In this study, we describe a time-saving modification of a bony-bed technique that utilizes screw-fixated Mersilene cervical cerclage suture, originally designed for treatment of uterine cervical insufficiency, as a simple, quick, and effective method for tie-down receiver/stimulator fixation. In our series, this modification of a tie-down technique resulted in no revision surgeries for receiver/stimulator migration, without longer operative times.
METHOD
Surgical Technique
Cochlear implantation technique was performed by a standard postauricular mastoid approach. A #4 cutting burr was used to drill a seat for placement of the implant. A trough was then drilled from the seat to the mastoid. The anterior edge of this seat was approximately 8–10 mm from the posterior edge of the mastoid.

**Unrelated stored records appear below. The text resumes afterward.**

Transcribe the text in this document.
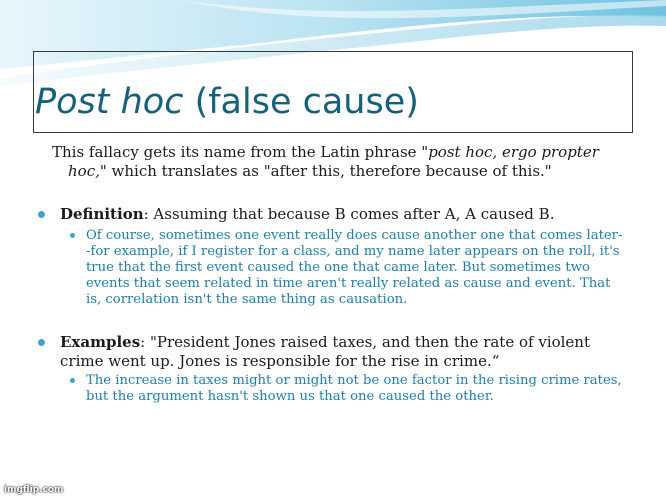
Post hoc (false cause)
This fallacy gets its name from the Latin phrase "post hoc, ergo propter
hoc," which translates as "after this, therefore because of this."
Definition: Assuming that because B comes after A, A caused B.
Of course, sometimes one event really does cause another one that comes later--for example, if I register for a class, and my name later appears on the roll, it's true that the first event caused the one that came later. But sometimes two events that seem related in time aren't really related as cause and event. That is, correlation isn't the same thing as causation.
Examples: "President Jones raised taxes, and then the rate of violent crime went up. Jones is responsible for the rise in crime.“
The increase in taxes might or might not be one factor in the rising crime rates, but the argument hasn't shown us that one caused the other.
imgflip.com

The implant was opened and positioned in the drilled seat, with electrodes oriented anteriorly toward the planned cochleotomy (Figure 1). One-quarter-inch cervical cerclage tape was draped superoinferiorly across the implant receiver/stimulator and tightly secured to the bone with two 4-mm self-tapping titanium screws (Figure 2). With the implant receiver/stimulator secured, either a cochleostomy or atraumatic round window insertion was performed. This technique can be used to secure the receiver/stimulator of any of the available cochlear device brands.